I know I shouldn't brag about thrift shop and dumpster dive finds, but I just can't stop! (Buying, bragging about or diving for studio gear!)
Comments
* My palette is a picture frame with waterproof tape over the join of the glass and the wooden frame.
*A recent purchase is a $4 plaster trowel from a second hand store to help me paint straight lines since my eye operation has left me unable to see straight lines without distorted lumps and hollows. This way, I know it is straight even if it does not look that way to my eye! It is a pleasure to hold now i have sanded and oiled the wooden handle and polished metal the blade.
*I have been pleased with a $40 table easel I bought at a junk shop. Not only is it useful as an easel, but I was able to hinge a table top on it which turned it into a collapsible table for me to use at the local market where I sold some of my calendars. Now it is dual purpose which is even better.
*2 great old wooden microscope boxes I use for transporting my paint tubes if going outdoors or to a different venue to paint.
*I made an adjustable shelf which sits under the painting on the easel at home. I have the handles from a broken cast iron fire waffle iron which stick in the holes on the easel and the shelf sits on that. It holds brushes and the palette, I can adjust it up and down as required.
*My easel sits on the wooden cap from an old shearing shed wooden wool press. I added casters to the cap years ago for shifting heavy furniture. Now the easel sits on it so I can move it around. It is better than adding casters directly to the easel, since it gives the easel a solid base on which to store paint.

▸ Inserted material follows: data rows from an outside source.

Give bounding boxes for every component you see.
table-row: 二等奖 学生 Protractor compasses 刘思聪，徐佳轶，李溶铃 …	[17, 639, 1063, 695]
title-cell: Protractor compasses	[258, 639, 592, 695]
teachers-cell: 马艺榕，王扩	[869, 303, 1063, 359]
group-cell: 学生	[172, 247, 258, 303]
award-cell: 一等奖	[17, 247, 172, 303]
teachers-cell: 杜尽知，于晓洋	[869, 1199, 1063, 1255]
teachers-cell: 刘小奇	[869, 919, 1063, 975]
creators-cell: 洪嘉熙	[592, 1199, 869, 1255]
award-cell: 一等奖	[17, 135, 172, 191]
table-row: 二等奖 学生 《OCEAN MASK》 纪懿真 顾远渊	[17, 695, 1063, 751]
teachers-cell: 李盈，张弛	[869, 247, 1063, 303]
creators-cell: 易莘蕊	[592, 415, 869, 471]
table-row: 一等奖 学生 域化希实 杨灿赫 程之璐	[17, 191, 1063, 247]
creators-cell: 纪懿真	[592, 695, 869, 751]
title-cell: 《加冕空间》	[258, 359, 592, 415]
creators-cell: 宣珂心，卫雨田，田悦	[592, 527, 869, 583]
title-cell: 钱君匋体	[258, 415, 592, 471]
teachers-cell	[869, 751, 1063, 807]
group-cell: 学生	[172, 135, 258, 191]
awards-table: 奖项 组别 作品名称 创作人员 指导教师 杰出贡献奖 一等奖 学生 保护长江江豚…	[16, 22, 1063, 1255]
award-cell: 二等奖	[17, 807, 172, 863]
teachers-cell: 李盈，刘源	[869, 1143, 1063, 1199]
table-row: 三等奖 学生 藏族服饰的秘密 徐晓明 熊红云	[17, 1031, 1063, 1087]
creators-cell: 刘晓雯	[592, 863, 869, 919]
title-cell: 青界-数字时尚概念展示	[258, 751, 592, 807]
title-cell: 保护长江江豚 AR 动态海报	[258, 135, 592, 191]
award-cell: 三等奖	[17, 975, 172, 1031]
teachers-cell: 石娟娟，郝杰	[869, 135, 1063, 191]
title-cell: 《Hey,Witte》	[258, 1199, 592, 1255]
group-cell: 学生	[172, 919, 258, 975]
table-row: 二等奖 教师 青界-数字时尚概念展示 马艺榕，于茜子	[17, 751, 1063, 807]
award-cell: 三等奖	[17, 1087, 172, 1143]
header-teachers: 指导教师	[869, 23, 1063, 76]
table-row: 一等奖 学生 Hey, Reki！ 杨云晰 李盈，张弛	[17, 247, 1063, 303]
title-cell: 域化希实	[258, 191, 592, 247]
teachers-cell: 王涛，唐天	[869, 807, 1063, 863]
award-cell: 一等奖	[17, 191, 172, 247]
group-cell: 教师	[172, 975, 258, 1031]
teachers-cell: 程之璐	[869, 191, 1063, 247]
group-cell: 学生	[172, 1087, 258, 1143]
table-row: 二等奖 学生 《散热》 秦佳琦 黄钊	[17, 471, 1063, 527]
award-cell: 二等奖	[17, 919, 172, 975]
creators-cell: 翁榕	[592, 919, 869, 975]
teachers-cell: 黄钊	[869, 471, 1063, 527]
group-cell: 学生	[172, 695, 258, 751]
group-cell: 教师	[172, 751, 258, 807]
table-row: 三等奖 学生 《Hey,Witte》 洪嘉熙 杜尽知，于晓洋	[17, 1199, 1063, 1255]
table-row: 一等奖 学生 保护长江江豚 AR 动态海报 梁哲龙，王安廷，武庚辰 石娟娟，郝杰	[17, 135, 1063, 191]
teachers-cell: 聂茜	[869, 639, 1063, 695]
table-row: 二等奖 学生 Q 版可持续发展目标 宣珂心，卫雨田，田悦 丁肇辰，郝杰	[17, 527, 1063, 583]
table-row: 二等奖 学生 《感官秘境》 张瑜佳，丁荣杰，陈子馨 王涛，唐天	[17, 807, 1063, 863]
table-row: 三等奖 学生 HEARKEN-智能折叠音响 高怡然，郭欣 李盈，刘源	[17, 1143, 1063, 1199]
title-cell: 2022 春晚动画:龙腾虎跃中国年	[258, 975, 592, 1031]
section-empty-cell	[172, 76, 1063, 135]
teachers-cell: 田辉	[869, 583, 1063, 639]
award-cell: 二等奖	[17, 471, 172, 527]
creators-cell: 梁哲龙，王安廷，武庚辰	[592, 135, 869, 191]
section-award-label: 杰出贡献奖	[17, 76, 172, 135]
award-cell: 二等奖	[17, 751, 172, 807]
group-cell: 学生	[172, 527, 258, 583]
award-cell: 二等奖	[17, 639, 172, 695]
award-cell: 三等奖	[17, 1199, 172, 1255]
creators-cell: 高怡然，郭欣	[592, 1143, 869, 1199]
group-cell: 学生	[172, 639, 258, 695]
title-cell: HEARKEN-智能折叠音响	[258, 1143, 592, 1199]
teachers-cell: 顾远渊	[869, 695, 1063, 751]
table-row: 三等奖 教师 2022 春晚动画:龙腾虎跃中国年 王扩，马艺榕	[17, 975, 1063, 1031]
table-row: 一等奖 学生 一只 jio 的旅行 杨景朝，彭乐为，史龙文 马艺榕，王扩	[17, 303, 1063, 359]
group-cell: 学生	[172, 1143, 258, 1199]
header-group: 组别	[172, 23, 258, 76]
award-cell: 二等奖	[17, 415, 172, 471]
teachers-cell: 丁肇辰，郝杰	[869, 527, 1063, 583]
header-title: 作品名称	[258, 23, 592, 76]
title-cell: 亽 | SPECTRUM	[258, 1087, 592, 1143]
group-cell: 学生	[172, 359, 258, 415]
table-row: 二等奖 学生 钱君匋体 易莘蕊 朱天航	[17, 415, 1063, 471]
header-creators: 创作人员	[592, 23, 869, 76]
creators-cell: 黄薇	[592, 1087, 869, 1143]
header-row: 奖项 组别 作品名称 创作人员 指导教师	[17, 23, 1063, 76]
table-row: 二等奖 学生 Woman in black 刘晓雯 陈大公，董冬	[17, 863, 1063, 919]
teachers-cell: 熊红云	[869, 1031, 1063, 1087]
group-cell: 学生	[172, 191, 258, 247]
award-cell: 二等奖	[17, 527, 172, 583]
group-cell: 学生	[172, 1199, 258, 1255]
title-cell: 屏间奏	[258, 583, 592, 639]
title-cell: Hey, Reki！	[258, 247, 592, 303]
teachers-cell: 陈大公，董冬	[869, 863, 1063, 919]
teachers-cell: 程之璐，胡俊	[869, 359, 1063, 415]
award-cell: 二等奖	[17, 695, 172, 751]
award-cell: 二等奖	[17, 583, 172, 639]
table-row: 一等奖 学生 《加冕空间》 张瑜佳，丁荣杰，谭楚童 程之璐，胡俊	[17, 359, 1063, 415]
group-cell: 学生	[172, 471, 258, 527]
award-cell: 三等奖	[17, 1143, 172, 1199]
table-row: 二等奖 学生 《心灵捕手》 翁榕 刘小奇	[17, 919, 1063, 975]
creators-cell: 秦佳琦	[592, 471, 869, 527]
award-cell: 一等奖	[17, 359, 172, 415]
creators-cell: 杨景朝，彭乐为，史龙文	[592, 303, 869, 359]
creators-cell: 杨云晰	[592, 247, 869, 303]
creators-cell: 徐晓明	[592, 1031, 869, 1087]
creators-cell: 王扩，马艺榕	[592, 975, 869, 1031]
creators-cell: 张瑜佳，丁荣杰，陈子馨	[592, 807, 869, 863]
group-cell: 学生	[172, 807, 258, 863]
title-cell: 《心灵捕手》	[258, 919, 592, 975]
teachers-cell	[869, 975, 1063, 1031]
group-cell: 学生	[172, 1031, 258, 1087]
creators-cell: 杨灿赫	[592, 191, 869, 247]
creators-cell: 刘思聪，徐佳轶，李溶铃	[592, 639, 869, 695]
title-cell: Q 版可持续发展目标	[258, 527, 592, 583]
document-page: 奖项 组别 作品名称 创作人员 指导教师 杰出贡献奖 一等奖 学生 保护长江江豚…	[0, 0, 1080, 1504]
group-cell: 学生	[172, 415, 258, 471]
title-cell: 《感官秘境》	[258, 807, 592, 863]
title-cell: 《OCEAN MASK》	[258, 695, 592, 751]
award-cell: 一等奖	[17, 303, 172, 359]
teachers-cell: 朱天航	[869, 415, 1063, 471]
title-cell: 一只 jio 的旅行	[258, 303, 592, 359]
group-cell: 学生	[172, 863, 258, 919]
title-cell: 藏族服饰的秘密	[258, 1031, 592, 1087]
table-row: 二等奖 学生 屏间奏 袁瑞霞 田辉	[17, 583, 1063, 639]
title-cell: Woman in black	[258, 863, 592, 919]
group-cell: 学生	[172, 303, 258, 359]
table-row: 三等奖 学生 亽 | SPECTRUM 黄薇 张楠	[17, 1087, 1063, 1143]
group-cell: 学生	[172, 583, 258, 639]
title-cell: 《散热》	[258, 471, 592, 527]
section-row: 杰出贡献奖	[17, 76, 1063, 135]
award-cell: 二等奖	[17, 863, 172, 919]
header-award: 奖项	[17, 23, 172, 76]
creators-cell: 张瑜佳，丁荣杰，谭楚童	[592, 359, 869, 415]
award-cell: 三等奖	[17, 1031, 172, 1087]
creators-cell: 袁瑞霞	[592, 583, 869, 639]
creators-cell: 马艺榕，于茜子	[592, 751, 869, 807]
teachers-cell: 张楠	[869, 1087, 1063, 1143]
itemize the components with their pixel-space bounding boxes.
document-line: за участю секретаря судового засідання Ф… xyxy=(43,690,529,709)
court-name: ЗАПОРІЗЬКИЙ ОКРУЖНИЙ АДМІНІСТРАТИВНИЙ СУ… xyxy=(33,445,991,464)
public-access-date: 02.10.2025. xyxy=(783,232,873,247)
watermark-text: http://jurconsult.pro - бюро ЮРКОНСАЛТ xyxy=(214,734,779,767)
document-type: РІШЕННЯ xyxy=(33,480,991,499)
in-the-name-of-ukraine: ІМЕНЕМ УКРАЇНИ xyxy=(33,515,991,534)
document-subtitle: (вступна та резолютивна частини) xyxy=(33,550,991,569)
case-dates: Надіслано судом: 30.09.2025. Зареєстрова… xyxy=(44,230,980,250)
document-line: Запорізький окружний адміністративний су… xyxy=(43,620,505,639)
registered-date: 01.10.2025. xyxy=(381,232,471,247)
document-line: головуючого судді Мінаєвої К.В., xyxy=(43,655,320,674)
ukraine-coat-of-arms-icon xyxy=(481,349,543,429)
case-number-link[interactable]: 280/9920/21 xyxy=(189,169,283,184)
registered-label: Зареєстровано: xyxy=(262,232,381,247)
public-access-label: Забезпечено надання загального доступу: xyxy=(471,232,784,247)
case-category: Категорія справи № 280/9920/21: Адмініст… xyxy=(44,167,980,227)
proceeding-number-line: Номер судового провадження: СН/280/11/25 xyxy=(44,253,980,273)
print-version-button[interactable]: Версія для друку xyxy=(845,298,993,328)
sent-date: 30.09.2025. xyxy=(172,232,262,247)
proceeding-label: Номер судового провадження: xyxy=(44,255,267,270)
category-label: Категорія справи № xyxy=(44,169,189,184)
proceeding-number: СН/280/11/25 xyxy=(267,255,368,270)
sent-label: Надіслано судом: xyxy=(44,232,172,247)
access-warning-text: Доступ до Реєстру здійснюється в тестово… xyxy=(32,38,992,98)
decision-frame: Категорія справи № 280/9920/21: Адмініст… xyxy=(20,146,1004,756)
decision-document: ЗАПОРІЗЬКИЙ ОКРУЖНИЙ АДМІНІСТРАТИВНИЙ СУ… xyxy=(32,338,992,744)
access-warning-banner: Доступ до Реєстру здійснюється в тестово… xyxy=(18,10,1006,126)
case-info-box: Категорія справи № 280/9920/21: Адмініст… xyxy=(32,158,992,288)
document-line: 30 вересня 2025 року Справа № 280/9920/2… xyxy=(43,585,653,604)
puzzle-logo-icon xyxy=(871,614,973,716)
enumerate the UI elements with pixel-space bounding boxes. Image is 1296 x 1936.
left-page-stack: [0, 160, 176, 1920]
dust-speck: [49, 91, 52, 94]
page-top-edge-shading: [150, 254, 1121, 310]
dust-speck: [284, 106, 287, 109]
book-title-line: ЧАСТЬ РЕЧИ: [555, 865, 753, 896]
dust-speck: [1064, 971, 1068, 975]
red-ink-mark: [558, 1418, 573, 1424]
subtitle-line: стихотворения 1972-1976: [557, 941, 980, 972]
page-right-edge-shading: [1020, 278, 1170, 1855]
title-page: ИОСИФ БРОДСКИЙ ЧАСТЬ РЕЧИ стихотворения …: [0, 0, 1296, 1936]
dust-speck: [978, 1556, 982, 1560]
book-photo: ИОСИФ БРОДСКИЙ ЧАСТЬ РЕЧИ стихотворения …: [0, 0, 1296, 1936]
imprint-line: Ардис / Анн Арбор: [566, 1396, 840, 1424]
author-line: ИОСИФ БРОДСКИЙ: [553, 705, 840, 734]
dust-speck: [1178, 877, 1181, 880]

*I love my collection of wooden frames collected from junk shops over the years. Not only are they useful, but they make a pretty display in my sitting room.
*Many of my easels I made myself from wooden fence droppers and other sundry wood I had around.
*Rather than taking an old wooden cot to the charity shop, I painted it in blackboard paint and now store my old paintings and new canvasses in it.
*Recently I was given 2 wheeled metal bread trolleys from a supermarket. They are useful for all my art folders and paper works.
I have always found satisfaction on fixing, or repurposing unwanted items and doing so for art equipment comes naturally to me!